「必ず迎えに行くからね」
そう言って涙を流しながら
あたしを抱きしめてくれた
彼女の顔が今でも頭から離れない
男手ひとつであたしたちを育ててくれた
お父さんが事故で亡くなった
まだ幼くて頼る大人もいなかった
世間知らずのあたしたちにできることは
かぎられていて
あたしたちは離れ離れになった
一日中働いて酷いこともたくさんあった
でも悲しいことがあった日は楽しかった頃を
思い出すと元気が湧いてくる
彼女の笑顔 彼女の眼差し
彼女の匂い 彼女の温もり
お金をためてここを出て彼女を探しに行くんだ
それがあたしの唯一の希望だから
お題「たった1つの希望」
孤児院での暮らしは最悪だった
他の子よりも小さくて臆病だった私は
いじめの対象にされた
靴を隠されたり貴重な食べものをとられたり
ああ、誰か私をここから連れ出して
私を引き取ってくれた家は窮屈だった
彼らに嫌われたくない私はいい子を演じ続けた
もうすぐ歳が一回りほど離れている
相手と結婚させられてしまう
ああ、誰か私をここから連れ出して
私を窮屈な家から解放してくれた彼は最低だった
最初はとても優しかったけれど
結婚してから変わってしまった
ろくに働かず文句を言えば暴力をふるう
ああ、誰か私をここから連れ出して
お題「現実逃避」
小さな命が家にやってきた
その日からみんなの関心は
小さな命のほうへ行ってしまった
お母さんもお父さんも
おばあちゃんもおじいちゃんも
みんなみんなそいつのことを
かわいいかわいいと褒めたたえた
小さくてかわいくて守ってあげないといけない
いきものがみんな好きなんだ
だから自分みたいに大きくなって
かわいさが失われたものには興味がないんだ
ゆりかごの中で眠る小さな命を見つめる
ふっくらとした頬とミルクのかおり
みんなの心をうばうじゃまものは
この手で刈り取らないといけない
お題「小さな命」
僕のお気に入り
それは何よりもかけがえのないもの
温かな体温
柔らかな肌
甘い香りの髪
鮮やかな赤
だけど僕がお気に入りを
愛でられるのはほんの一瞬
それはだんだんと冷たくなって
色は変わり、異臭を放ち、腐敗して
やがては朽ち果てる
僕は新しいお気に入りを
探しに旅へ出た
お題「お気に入り」
「この場所で何があったかご存知ですか?」
暗い山道の中、
車を走らせながらタクシーの運転手は聞いた。
「いいえ。

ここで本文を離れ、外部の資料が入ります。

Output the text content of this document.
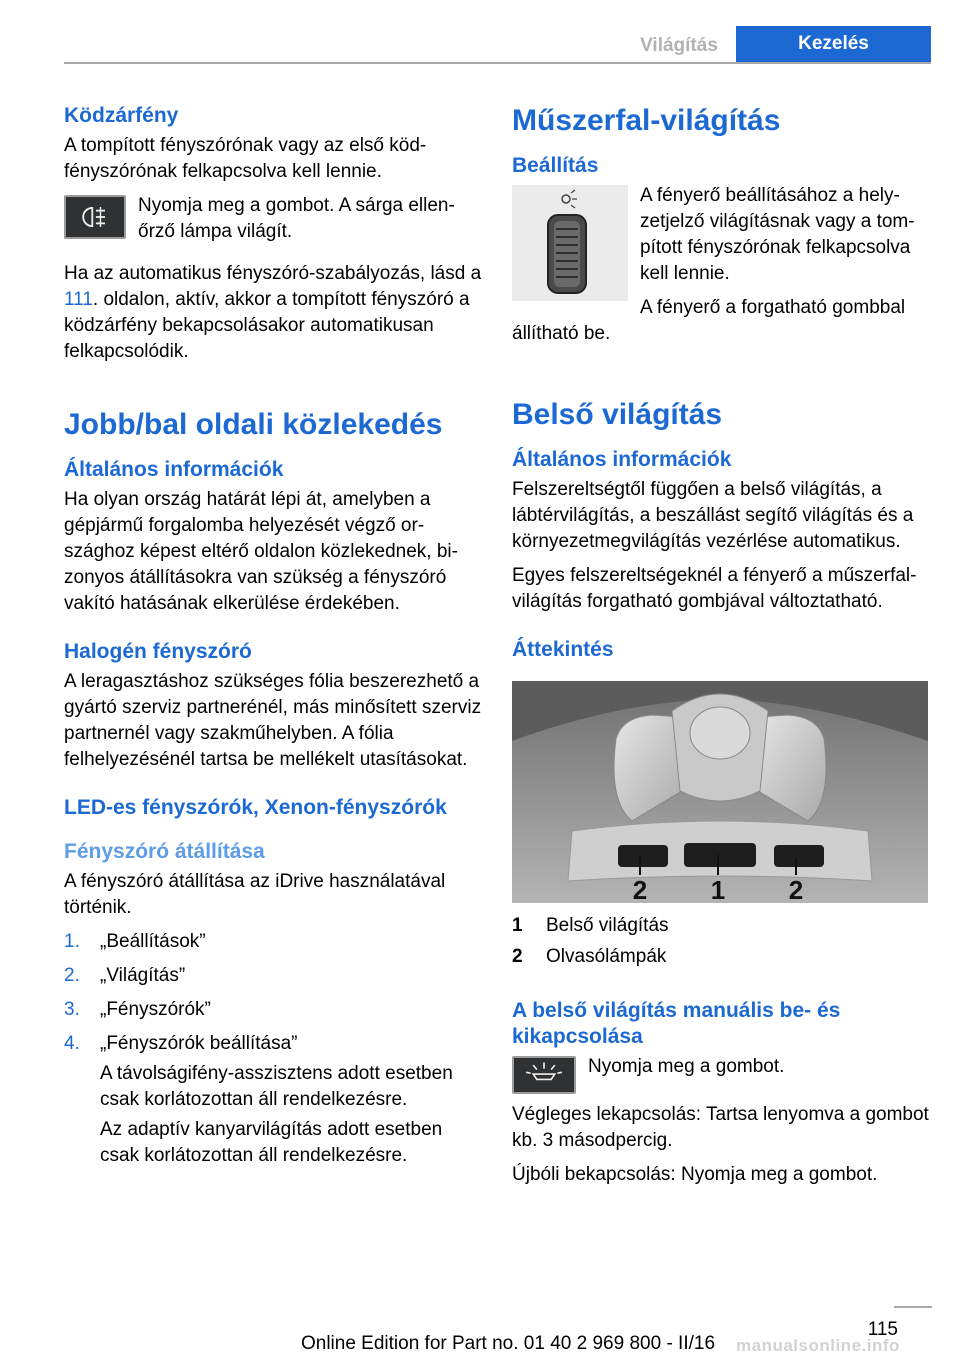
Világítás	Kezelés
Ködzárfény

A tompított fényszórónak vagy az első ködfényszórónak felkapcsolva kell lennie.

Nyomja meg a gombot. A sárga ellenőrző lámpa világít.

Ha az automatikus fényszóró-szabályozás, lásd a 111. oldalon, aktív, akkor a tompított fényszóró a ködzárfény bekapcsolásakor automatikusan felkapcsolódik.

Jobb/bal oldali közlekedés
Általános információk

Ha olyan ország határát lépi át, amelyben a gépjármű forgalomba helyezését végző országhoz képest eltérő oldalon közlekednek, bizonyos átállításokra van szükség a fényszóró vakító hatásának elkerülése érdekében.

Halogén fényszóró

A leragasztáshoz szükséges fólia beszerezhető a gyártó szerviz partnerénél, más minősített szerviz partnernél vagy szakműhelyben. A fólia felhelyezésénél tartsa be mellékelt utasításokat.

LED-es fényszórók, Xenon-fényszórók
Fényszóró átállítása

A fényszóró átállítása az iDrive használatával történik.

1. „Beállítások”
2. „Világítás”
3. „Fényszórók”
4. „Fényszórók beállítása”
A távolságifény-asszisztens adott esetben csak korlátozottan áll rendelkezésre.
Az adaptív kanyarvilágítás adott esetben csak korlátozottan áll rendelkezésre.
Műszerfal-világítás
Beállítás

A fényerő beállításához a helyzetjelző világításnak vagy a tompított fényszórónak felkapcsolva kell lennie.

A fényerő a forgatható gombbal állítható be.

Belső világítás
Általános információk

Felszereltségtől függően a belső világítás, a lábtérvilágítás, a beszállást segítő világítás és a környezetmegvilágítás vezérlése automatikus.

Egyes felszereltségeknél a fényerő a műszerfal-világítás forgatható gombjával változtatható.

Áttekintés
2 1 2
1	Belső világítás
2	Olvasólámpák
A belső világítás manuális be- és kikapcsolása

Nyomja meg a gombot.

Végleges lekapcsolás: Tartsa lenyomva a gombot kb. 3 másodpercig.

Újbóli bekapcsolás: Nyomja meg a gombot.

115
Online Edition for Part no. 01 40 2 969 800 - II/16	manualsonline.info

何かあったんですか?」
「若い女性が殺されて、この辺りに捨てられたらしいですよ。怖いですね~あなたも美人だからくれぐれも気をつけてください」
そんな話を今しないでよ
不快感と恐怖で身体をこわばらせていると
運転手が途中で車を停めた。
「あの、どうしましたか?」
運転手はゆっくりと後ろを振り返ると
ニタリと笑った。
┈┈┈┈┈┈┈┈┈┈
ため息をこぼしながら運転手は
フロントガラスに付いた汚れを掃除していた。
この場所を通る時はいつも以上に汚れる。
大量の手形を拭いていると、
一つだけどうしても取れないものがあった。
それは何度試しても落ちなかった。